Когда бак со щами был опростан, артельщик вынул из него большой жирный кусок солонины, разрезал его на мелкие куски и свалил крошево обратно. Все ели мясо молча и не спеша, видимо стараясь не опередить один другого, чтобы всем досталось поровну.
Бастрюков свои куски стал, было, предлагать Жаку, но тот махал головой.
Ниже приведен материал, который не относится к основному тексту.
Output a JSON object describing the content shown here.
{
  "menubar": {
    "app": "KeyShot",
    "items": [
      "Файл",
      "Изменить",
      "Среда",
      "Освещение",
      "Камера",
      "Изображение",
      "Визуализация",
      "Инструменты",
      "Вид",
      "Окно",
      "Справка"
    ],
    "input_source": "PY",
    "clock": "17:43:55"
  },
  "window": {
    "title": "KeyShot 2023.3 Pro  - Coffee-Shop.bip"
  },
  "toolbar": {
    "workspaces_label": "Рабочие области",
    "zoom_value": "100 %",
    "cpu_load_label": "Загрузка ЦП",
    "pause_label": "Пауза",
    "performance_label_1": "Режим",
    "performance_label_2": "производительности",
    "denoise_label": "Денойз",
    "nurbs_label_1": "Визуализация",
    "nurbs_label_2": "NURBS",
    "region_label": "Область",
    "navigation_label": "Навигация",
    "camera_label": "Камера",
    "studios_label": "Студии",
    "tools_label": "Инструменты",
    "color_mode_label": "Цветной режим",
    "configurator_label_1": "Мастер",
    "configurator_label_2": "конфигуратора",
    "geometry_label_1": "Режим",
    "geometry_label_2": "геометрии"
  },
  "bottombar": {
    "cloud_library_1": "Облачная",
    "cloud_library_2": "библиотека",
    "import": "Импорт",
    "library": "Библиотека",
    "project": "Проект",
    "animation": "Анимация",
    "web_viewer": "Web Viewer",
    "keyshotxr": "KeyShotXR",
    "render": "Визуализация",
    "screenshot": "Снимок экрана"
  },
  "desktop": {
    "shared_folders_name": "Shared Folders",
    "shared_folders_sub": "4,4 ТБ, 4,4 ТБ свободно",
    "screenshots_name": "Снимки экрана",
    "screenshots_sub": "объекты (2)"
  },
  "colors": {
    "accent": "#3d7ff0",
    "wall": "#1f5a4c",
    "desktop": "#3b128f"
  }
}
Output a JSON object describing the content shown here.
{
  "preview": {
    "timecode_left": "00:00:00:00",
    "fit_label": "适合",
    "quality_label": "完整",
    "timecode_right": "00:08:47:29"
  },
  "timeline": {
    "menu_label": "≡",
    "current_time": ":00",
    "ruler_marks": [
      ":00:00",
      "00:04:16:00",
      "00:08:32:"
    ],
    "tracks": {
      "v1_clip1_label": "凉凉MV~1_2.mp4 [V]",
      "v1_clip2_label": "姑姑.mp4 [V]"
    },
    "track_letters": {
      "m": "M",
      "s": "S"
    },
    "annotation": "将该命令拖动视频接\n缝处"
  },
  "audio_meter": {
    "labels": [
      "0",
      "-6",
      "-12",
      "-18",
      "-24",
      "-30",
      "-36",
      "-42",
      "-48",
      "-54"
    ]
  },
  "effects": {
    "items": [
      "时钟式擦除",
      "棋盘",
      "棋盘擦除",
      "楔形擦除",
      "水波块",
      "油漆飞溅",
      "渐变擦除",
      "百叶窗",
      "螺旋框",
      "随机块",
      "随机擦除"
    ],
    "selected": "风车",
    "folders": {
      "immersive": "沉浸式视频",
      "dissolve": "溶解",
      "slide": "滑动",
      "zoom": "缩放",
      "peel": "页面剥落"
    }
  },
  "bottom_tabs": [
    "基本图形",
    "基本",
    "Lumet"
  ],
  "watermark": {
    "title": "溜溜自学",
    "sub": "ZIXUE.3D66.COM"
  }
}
— Ешь, Жака! Ковшиков, скажи ему, чтоб он ел и мою порцию! Я и щами сыт.
— Анкор, Жака!
И так как мальчик-француз не понимал, чего от него хотят, то Ковшиков прибегнул к наглядному объяснению. Взяв в одну руку кусок солонины и указывая другой на крошево Бастрюкова, он сунул свой кусок в рот и повторял:
— Жака, валяй анкор. Вуле-ву… анкор!
Жак, казалось, сообразил. Он объяснил, что ему довольно, и благодарил.
— Мерси, говорит. Значит — благодарю. Ешь, Бастрюков, сам мясо-то. Галярка, не зевай, брат!
Затем принесли пшенную кашу и полили ее маслом. Она, видимо, понравилась французам, и Бастрюков довольными и веселыми глазами посматривал, как «сиротка» уписывал ее за обе щеки.
После обеда, когда подмели палубу и раздался обычный свисток, и вслед за ним разнеслась команда боцмана «отдыхать!», — все стали располагаться на отдых тут же на палубе, и скоро по всему корвету раздался храп и русских и французских матросов.
Но Бастрюков не отдыхал.
Примостившись у машинного люка и разложив около себя сапожные инструменты, он тачал сапоги, мурлыкая себе под нос какую-то песенку и бросая по временам ласковые взгляды на сладко спавшего рядом Жака.